I heard Josie’s question but I was staring at baby pink and buttercream.

“Babe,” I felt a light touch on the small of my back and Alyssa’s whispered words close to my ear. “You okay?”

“Syrah,” I murmured.

“Say what?” Alyssa asked, not moving from me.

I turned, dislodging her hand and looked between them. “The Syrah glasses from that shop by the cove. All the reds from there. Pinot Noir, Cabernet. I didn’t like their white wine glasses and the champagne flutes were abysmal. But I’m getting their red wine glasses.”

“Uh…is she sayin’ shit you get?” Alyssa muttered to Josie.

“She’s talking about those wineglasses at the Glassery,” Josie told her.

“She’s gonna buy different types of glasses for different types of red wine?” Alyssa asked.

“Shh, Alyssa! I’m sensing an epiphany,” Josie replied, lifting a hand and shaking it at Alyssa.

“That armchair, the beaten leather one with the tacks,” I kept going as if they didn’t speak. “That leather was so supple. Amazing. With the ottoman. Up on the landing.” I lifted my hand and pointed across the space at the large landing opposite the kitchen. “And an eighty inch TV, mounted on the wall. Big, so you can see it from anywhere in the room.”

“Gotcha. Now roll with it, roll with it, babe,” Alyssa encouraged.

I focused on her. “The stoneware from Williams-Sonoma. A mixture of the orange, blue and green with the matching swirling pieces in here and there.”

“Loved that shit, keep goin’,” Alyssa urged.

I looked to Josie. “Those lamps from that lighting warehouse. Terrible displays but that standing one and the matching table one, in iron, looking like they’re made out of loops. The standing one in the sunken area, the one on a table up top. Bringing the two areas together.”

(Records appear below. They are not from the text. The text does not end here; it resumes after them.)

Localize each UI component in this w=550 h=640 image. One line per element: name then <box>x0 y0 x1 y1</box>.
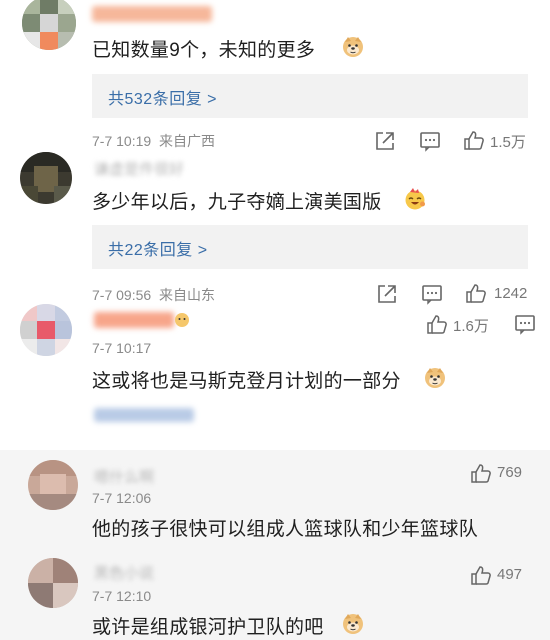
username[interactable] <box>92 6 212 22</box>
like-icon[interactable] <box>470 462 492 484</box>
doge-emoji <box>425 368 445 388</box>
comment-meta: 7-7 10:17 <box>92 340 152 356</box>
quoted-link[interactable] <box>94 408 194 422</box>
like-count: 1242 <box>494 285 528 302</box>
comment-text: 这或将也是马斯克登月计划的一部分 <box>92 371 401 392</box>
reply-text: 或许是组成银河护卫队的吧 <box>92 617 324 638</box>
like-icon[interactable] <box>465 282 487 304</box>
view-replies-link[interactable]: 共22条回复 > <box>108 236 208 260</box>
doge-emoji <box>343 614 363 634</box>
comment-text: 已知数量9个，未知的更多 <box>92 40 316 61</box>
like-count: 497 <box>497 566 523 583</box>
username[interactable] <box>94 312 174 328</box>
reply-time: 7-7 12:10 <box>92 588 152 604</box>
avatar[interactable] <box>20 152 72 204</box>
comment-meta: 7-7 09:56 来自山东 <box>92 287 215 303</box>
username[interactable]: 谦虚是件很好 <box>94 158 184 179</box>
comment-icon[interactable] <box>514 313 536 335</box>
reply-time: 7-7 12:06 <box>92 490 152 506</box>
party-emoji <box>405 188 425 210</box>
avatar[interactable] <box>20 304 72 356</box>
like-count: 1.6万 <box>453 318 489 335</box>
like-count: 769 <box>497 464 523 481</box>
share-icon[interactable] <box>376 283 398 305</box>
reply-text: 他的孩子很快可以组成人篮球队和少年篮球队 <box>92 519 479 540</box>
avatar[interactable] <box>28 558 78 608</box>
comment-icon[interactable] <box>419 130 441 152</box>
comment-text: 多少年以后，九子夺嫡上演美国版 <box>92 192 382 213</box>
username[interactable]: 嗯什么啊 <box>94 466 154 487</box>
like-icon[interactable] <box>470 564 492 586</box>
doge-emoji <box>343 37 363 57</box>
like-icon[interactable] <box>463 129 485 151</box>
like-count: 1.5万 <box>490 134 526 151</box>
name-badge-icon <box>175 313 189 327</box>
username[interactable]: 黑色小说 <box>94 562 154 583</box>
share-icon[interactable] <box>374 130 396 152</box>
view-replies-link[interactable]: 共532条回复 > <box>108 85 217 109</box>
comment-icon[interactable] <box>421 283 443 305</box>
like-icon[interactable] <box>426 313 448 335</box>
comment-meta: 7-7 10:19 来自广西 <box>92 133 215 149</box>
avatar[interactable] <box>22 0 76 50</box>
avatar[interactable] <box>28 460 78 510</box>
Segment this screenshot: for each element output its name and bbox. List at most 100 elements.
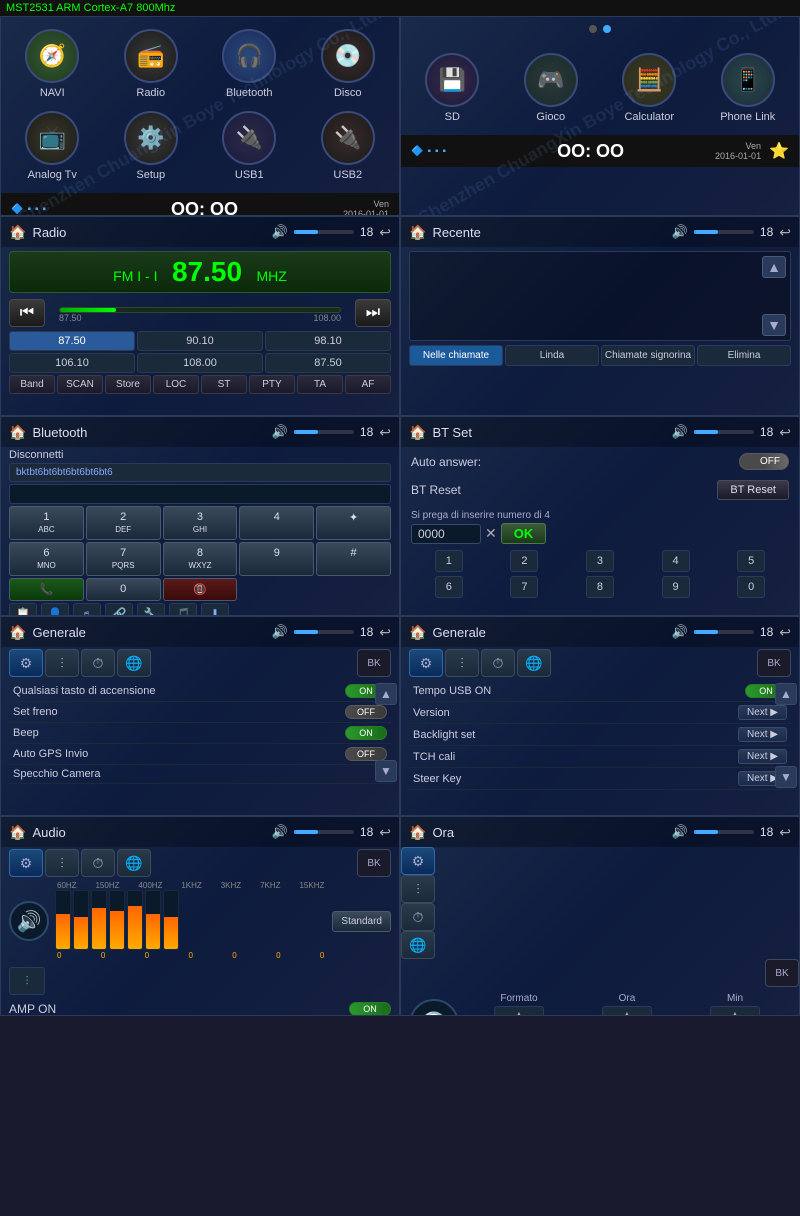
numpad-3[interactable]: 3 [586, 550, 614, 572]
key-endcall[interactable]: 📵 [163, 578, 238, 601]
gen-tab-gear[interactable]: ⚙ [9, 649, 43, 677]
numpad-9[interactable]: 9 [662, 576, 690, 598]
bt-note-btn[interactable]: 🎵 [169, 603, 197, 616]
bt-reset-button[interactable]: BT Reset [717, 480, 789, 500]
settings-scroll-up[interactable]: ▲ [375, 683, 397, 705]
store-btn[interactable]: Store [105, 375, 151, 394]
gen1-back-btn[interactable]: ↩ [379, 624, 391, 641]
key-7[interactable]: 7PQRS [86, 542, 161, 576]
bt-link-btn[interactable]: 🔗 [105, 603, 133, 616]
key-4[interactable]: 4 [239, 506, 314, 540]
preset-btn-5[interactable]: 87.50 [265, 353, 391, 373]
formato-up-btn[interactable]: ▲ [494, 1006, 544, 1016]
audio-tab-bk[interactable]: BK [357, 849, 391, 877]
prev-station-btn[interactable]: ⏮ [9, 299, 45, 327]
audio-tab-gear[interactable]: ⚙ [9, 849, 43, 877]
nav-icon-phonelink[interactable]: 📱 Phone Link [701, 49, 796, 127]
amp-toggle[interactable]: ON [349, 1002, 391, 1016]
eq-band-1k[interactable] [109, 890, 125, 950]
nav-icon-navi[interactable]: 🧭 NAVI [5, 25, 100, 103]
nav-icon-usb2[interactable]: 🔌 USB2 [301, 107, 396, 185]
nav-icon-gioco[interactable]: 🎮 Gioco [504, 49, 599, 127]
gen-tab-bk[interactable]: BK [357, 649, 391, 677]
key-hash[interactable]: # [316, 542, 391, 576]
audio-back-btn[interactable]: ↩ [379, 824, 391, 841]
pin-field[interactable]: 0000 [411, 524, 481, 544]
preset-btn-2[interactable]: 98.10 [265, 331, 391, 351]
audio-tab-globe[interactable]: 🌐 [117, 849, 151, 877]
key-3[interactable]: 3GHI [163, 506, 238, 540]
eq-band-150[interactable] [73, 890, 89, 950]
key-9[interactable]: 9 [239, 542, 314, 576]
nav-icon-sd[interactable]: 💾 SD [405, 49, 500, 127]
af-btn[interactable]: AF [345, 375, 391, 394]
scan-btn[interactable]: SCAN [57, 375, 103, 394]
gen2-scroll-down[interactable]: ▼ [775, 766, 797, 788]
scroll-up-btn[interactable]: ▲ [762, 256, 786, 278]
home-icon-radio[interactable]: 🏠 [9, 224, 26, 241]
pty-btn[interactable]: PTY [249, 375, 295, 394]
key-0[interactable]: 0 [86, 578, 161, 601]
loc-btn[interactable]: LOC [153, 375, 199, 394]
ora-up-btn[interactable]: ▲ [602, 1006, 652, 1016]
numpad-5[interactable]: 5 [737, 550, 765, 572]
key-6[interactable]: 6MNO [9, 542, 84, 576]
preset-btn-0[interactable]: 87.50 [9, 331, 135, 351]
audio-icon-btn[interactable]: ⫶ [9, 967, 45, 995]
eq-band-60[interactable] [55, 890, 71, 950]
numpad-4[interactable]: 4 [662, 550, 690, 572]
tab-linda[interactable]: Linda [505, 345, 599, 366]
nav-icon-radio[interactable]: 📻 Radio [104, 25, 199, 103]
numpad-2[interactable]: 2 [510, 550, 538, 572]
numpad-6[interactable]: 6 [435, 576, 463, 598]
nav-icon-analogtv[interactable]: 📺 Analog Tv [5, 107, 100, 185]
gen2-tab-eq[interactable]: ⫶ [445, 649, 479, 677]
nav-icon-calculator[interactable]: 🧮 Calculator [602, 49, 697, 127]
st-btn[interactable]: ST [201, 375, 247, 394]
bt-back-btn[interactable]: ↩ [379, 424, 391, 441]
nav-icon-usb1[interactable]: 🔌 USB1 [202, 107, 297, 185]
bt-key-btn[interactable]: 🔧 [137, 603, 165, 616]
home-icon-ora[interactable]: 🏠 [409, 824, 426, 841]
gen-tab-globe[interactable]: 🌐 [117, 649, 151, 677]
gen2-tab-clock[interactable]: ⏱ [481, 649, 515, 677]
ok-button[interactable]: OK [501, 523, 547, 544]
eq-band-3k[interactable] [127, 890, 143, 950]
ora-tab-clock[interactable]: ⏱ [401, 903, 435, 931]
ora-tab-gear[interactable]: ⚙ [401, 847, 435, 875]
tab-nelle-chiamate[interactable]: Nelle chiamate [409, 345, 503, 366]
key-2[interactable]: 2DEF [86, 506, 161, 540]
ora-back-btn[interactable]: ↩ [779, 824, 791, 841]
ora-tab-eq[interactable]: ⫶ [401, 875, 435, 903]
nav-icon-bluetooth[interactable]: 🎧 Bluetooth [202, 25, 297, 103]
next-station-btn[interactable]: ⏭ [355, 299, 391, 327]
home-icon-bt[interactable]: 🏠 [9, 424, 26, 441]
gen2-tab-bk[interactable]: BK [757, 649, 791, 677]
preset-btn-1[interactable]: 90.10 [137, 331, 263, 351]
key-1[interactable]: 1ABC [9, 506, 84, 540]
home-icon-recente[interactable]: 🏠 [409, 224, 426, 241]
ora-tab-globe[interactable]: 🌐 [401, 931, 435, 959]
ta-btn[interactable]: TA [297, 375, 343, 394]
numpad-1[interactable]: 1 [435, 550, 463, 572]
numpad-0[interactable]: 0 [737, 576, 765, 598]
scroll-down-btn[interactable]: ▼ [762, 314, 786, 336]
nav-icon-disco[interactable]: 💿 Disco [301, 25, 396, 103]
home-icon-gen2[interactable]: 🏠 [409, 624, 426, 641]
eq-band-7k[interactable] [145, 890, 161, 950]
min-up-btn[interactable]: ▲ [710, 1006, 760, 1016]
numpad-7[interactable]: 7 [510, 576, 538, 598]
key-call[interactable]: 📞 [9, 578, 84, 601]
band-btn[interactable]: Band [9, 375, 55, 394]
key-star[interactable]: ✦ [316, 506, 391, 540]
tab-chiamate-signorina[interactable]: Chiamate signorina [601, 345, 695, 366]
nav-icon-setup[interactable]: ⚙️ Setup [104, 107, 199, 185]
eq-standard-btn[interactable]: Standard [332, 911, 391, 932]
preset-btn-3[interactable]: 106.10 [9, 353, 135, 373]
eq-band-400[interactable] [91, 890, 107, 950]
bt-recent-btn[interactable]: 📋 [9, 603, 37, 616]
home-icon-audio[interactable]: 🏠 [9, 824, 26, 841]
eq-band-15k[interactable] [163, 890, 179, 950]
key-8[interactable]: 8WXYZ [163, 542, 238, 576]
audio-tab-clock[interactable]: ⏱ [81, 849, 115, 877]
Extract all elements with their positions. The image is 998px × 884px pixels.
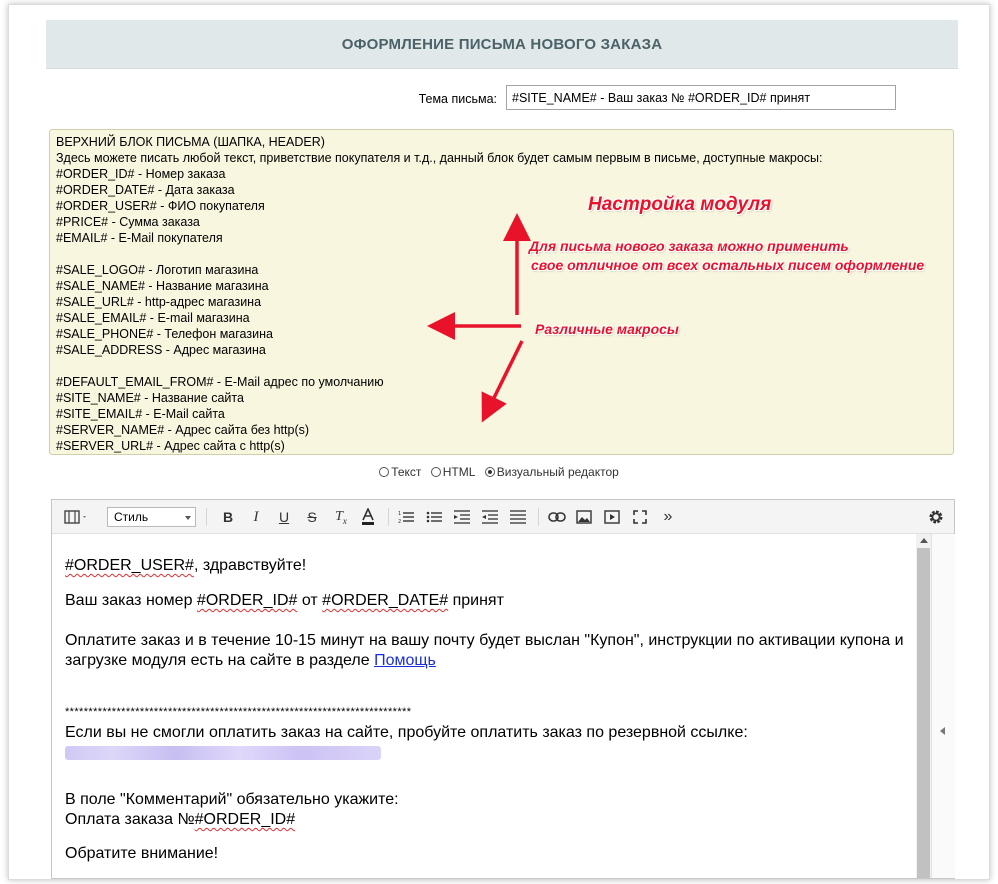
editor-toolbar: Стиль B I U S Tx 12 »: [52, 500, 954, 534]
mode-html-label: HTML: [442, 465, 476, 479]
ordered-list-icon[interactable]: 12: [396, 507, 416, 527]
radio-text[interactable]: [379, 467, 390, 477]
italic-icon[interactable]: I: [246, 507, 266, 527]
order-line: Ваш заказ номер #ORDER_ID# от #ORDER_DAT…: [65, 591, 916, 611]
style-select-label: Стиль: [114, 510, 149, 524]
order-id-var: #ORDER_ID#: [196, 592, 298, 609]
mode-visual-label: Визуальный редактор: [496, 465, 619, 479]
annotation-title: Настройка модуля: [588, 194, 772, 215]
blurred-link[interactable]: [65, 746, 381, 760]
visual-editor: Стиль B I U S Tx 12 » #ORDER_USER#, здра…: [51, 499, 955, 879]
underline-icon[interactable]: U: [274, 507, 294, 527]
indent-icon[interactable]: [480, 507, 500, 527]
toolbar-divider: [388, 508, 389, 526]
strikethrough-icon[interactable]: S: [302, 507, 322, 527]
radio-html[interactable]: [430, 467, 441, 477]
mode-html-option[interactable]: HTML: [430, 465, 476, 479]
radio-visual[interactable]: [484, 467, 495, 477]
payment-line: Оплата заказа №#ORDER_ID#: [65, 810, 916, 830]
annotation-description-line2: свое отличное от всех остальных писем оф…: [531, 257, 925, 273]
mode-visual-option[interactable]: Визуальный редактор: [484, 465, 619, 479]
text-color-icon[interactable]: [358, 507, 378, 527]
more-icon[interactable]: »: [658, 507, 678, 527]
greeting-rest: , здравствуйте!: [193, 557, 307, 574]
outdent-icon[interactable]: [452, 507, 472, 527]
backup-link-text: Если вы не смогли оплатить заказ на сайт…: [65, 724, 748, 741]
editor-mode-switch: Текст HTML Визуальный редактор: [9, 465, 989, 480]
chevron-down-icon: [185, 516, 191, 520]
order-mid: от: [297, 592, 323, 609]
scrollbar-thumb[interactable]: [917, 548, 930, 878]
comment-text: В поле "Комментарий" обязательно укажите…: [65, 791, 399, 808]
pay-line-1: Оплатите заказ и в течение 10-15 минут н…: [65, 632, 904, 649]
help-link[interactable]: Помощь: [374, 652, 436, 669]
greeting-var: #ORDER_USER#: [65, 557, 194, 574]
settings-panel: ОФОРМЛЕНИЕ ПИСЬМА НОВОГО ЗАКАЗА Тема пис…: [8, 4, 990, 880]
side-panel-toggle[interactable]: [931, 534, 955, 878]
arrow-down-left: [481, 340, 524, 423]
stars-separator: ****************************************…: [65, 706, 412, 718]
payment-pre: Оплата заказа №: [65, 811, 195, 828]
order-pre: Ваш заказ номер: [65, 592, 197, 609]
style-select[interactable]: Стиль: [107, 507, 196, 527]
image-icon[interactable]: [574, 507, 594, 527]
bold-icon[interactable]: B: [218, 507, 238, 527]
editor-content[interactable]: #ORDER_USER#, здравствуйте! Ваш заказ но…: [52, 534, 916, 878]
attention-text: Обратите внимание!: [65, 845, 219, 862]
annotation-description-line1: Для письма нового заказа можно применить: [529, 238, 849, 254]
annotation-macros: Различные макросы: [535, 321, 679, 337]
clear-format-icon[interactable]: Tx: [330, 507, 352, 527]
toolbar-divider: [538, 508, 539, 526]
editor-scrollbar[interactable]: [916, 534, 931, 878]
layout-icon[interactable]: [62, 507, 92, 527]
mode-text-option[interactable]: Текст: [379, 465, 421, 479]
toolbar-divider: [206, 508, 207, 526]
pay-line-2-text: загрузке модуля есть на сайте в разделе: [65, 652, 375, 669]
payment-id-var: #ORDER_ID#: [194, 811, 296, 828]
greeting-line: #ORDER_USER#, здравствуйте!: [65, 556, 916, 576]
unordered-list-icon[interactable]: [424, 507, 444, 527]
svg-text:2: 2: [398, 519, 401, 524]
mode-text-label: Текст: [391, 465, 422, 479]
svg-text:1: 1: [398, 511, 401, 517]
link-icon[interactable]: [546, 507, 568, 527]
scroll-up-icon[interactable]: [920, 538, 928, 543]
settings-icon[interactable]: [926, 507, 946, 527]
justify-icon[interactable]: [508, 507, 528, 527]
chevron-left-icon: [940, 727, 945, 735]
blurred-link-row: [65, 743, 916, 763]
fullscreen-icon[interactable]: [630, 507, 650, 527]
order-date-var: #ORDER_DATE#: [322, 592, 449, 609]
video-icon[interactable]: [602, 507, 622, 527]
order-post: принят: [448, 592, 504, 609]
pay-line-2: загрузке модуля есть на сайте в разделе …: [65, 651, 916, 671]
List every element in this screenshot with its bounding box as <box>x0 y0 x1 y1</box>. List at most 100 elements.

“Those were beautiful, Amelia,” Josie said softly as I felt a hand again at the small of my back, gently pushing me.

“The daybed at your interior designer’s showroom,” I kept at it as Josie backed up and Alyssa pushed me toward the front door. “In fact, that whole area. That cream painted iron side table that looked like tiered flowers. The rug that was all pebbly. The fantastic lamp that had that pearly base that looked like it was made from the inside of shells. I want that in my bedroom on the other side of the fireplace. Oh, and those rugs. The memory foam ones. Three of them for the kitchen, sink, work area, stove.”

“How much time we got?” Alyssa muttered.

“Some of the specialty shops will be closed, but we can still get to the mall,” Josie replied, backing out my front door that she’d opened.

“Toss pillows,” I mumbled. “Pottery Barn. Those huge downy ones with those covers in those deep colors.”

“Beep the locks, bitch, we’re outta here,” Alyssa ordered.

I heard the locks on Josie’s Cayenne beep.

Alyssa shoved me in the front seat and Josie got behind the wheel while Alyssa hauled herself into the back.